Sunday, June 24, 2012

It's surprising how boring great football can be

I've read a few accounts of last night's game in the sports pages of the broadsheets. They haven't used the word that most people I know were using about it. Boring.

This was the match we were all supposed to be looking forward to. It was the one that was most keenly anticipated by those who talk about football as if it's art, who talk about "Meelan" and "Barsa", who speak in formations and say players and managers have "a body of work".

Spain were the superior side. Their superiority was manifest in the way they got the ball and kept it, making France run until they looked tired, demoralised and eventually as bored as the rest of us.

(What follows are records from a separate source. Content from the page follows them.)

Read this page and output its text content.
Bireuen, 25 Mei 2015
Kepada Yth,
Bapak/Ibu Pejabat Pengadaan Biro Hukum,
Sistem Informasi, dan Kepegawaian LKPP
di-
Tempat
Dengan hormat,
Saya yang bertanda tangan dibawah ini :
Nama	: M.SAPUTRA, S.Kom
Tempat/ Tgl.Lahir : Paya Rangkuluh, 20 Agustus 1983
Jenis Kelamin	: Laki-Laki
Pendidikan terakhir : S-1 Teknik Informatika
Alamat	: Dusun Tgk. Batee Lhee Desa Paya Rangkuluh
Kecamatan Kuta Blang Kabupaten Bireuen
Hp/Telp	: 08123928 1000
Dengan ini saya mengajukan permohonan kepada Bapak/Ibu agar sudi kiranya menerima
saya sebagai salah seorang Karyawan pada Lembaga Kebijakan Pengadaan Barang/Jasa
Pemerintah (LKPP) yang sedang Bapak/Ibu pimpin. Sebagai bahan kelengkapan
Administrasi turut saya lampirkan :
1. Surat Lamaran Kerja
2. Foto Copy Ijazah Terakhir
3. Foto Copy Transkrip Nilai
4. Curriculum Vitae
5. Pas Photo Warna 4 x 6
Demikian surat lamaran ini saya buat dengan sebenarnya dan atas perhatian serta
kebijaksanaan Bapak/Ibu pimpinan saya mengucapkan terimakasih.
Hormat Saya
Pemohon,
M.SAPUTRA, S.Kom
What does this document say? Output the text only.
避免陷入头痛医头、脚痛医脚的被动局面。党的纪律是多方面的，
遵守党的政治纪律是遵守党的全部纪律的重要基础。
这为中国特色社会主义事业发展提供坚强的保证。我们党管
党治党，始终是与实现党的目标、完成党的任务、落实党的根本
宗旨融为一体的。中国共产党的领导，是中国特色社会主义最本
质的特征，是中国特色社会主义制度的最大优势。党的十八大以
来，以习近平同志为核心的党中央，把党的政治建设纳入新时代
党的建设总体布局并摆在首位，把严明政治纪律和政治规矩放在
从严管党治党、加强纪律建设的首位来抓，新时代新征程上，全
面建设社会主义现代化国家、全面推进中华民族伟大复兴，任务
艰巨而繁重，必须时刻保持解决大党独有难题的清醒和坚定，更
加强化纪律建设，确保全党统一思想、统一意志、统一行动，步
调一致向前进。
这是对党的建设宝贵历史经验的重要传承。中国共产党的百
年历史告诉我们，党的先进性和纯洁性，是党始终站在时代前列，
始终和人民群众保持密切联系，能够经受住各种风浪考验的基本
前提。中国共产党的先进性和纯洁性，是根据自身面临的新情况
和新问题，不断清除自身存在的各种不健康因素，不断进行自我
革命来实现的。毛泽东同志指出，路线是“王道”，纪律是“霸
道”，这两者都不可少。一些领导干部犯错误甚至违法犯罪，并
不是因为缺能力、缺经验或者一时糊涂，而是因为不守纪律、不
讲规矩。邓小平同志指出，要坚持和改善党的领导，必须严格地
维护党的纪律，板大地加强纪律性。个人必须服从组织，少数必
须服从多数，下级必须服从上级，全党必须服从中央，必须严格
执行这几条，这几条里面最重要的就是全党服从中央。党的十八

When there's no contest you look for entertainment in goals, which is the usual outcome of a one-sided contest. After the game Roberto Martinez actually said that Spain weren't all that bothered about goals. They looked slightly embarrassed by the second one, a penalty in the last few minutes, as if they didn't need anything quite so vulgar as a two-nil scoreline to prove their superiority.

There was lots of very fine football played, most of it by Spain. What was missing was drama. Given a choice between football and drama, I'll take drama every time.

5 comments:

  1. Perhaps Spain's favourite scoreline is the same as mine: 1-0. Particularly satisfying if the goal has been scored well before half time, ideally within the first half hour.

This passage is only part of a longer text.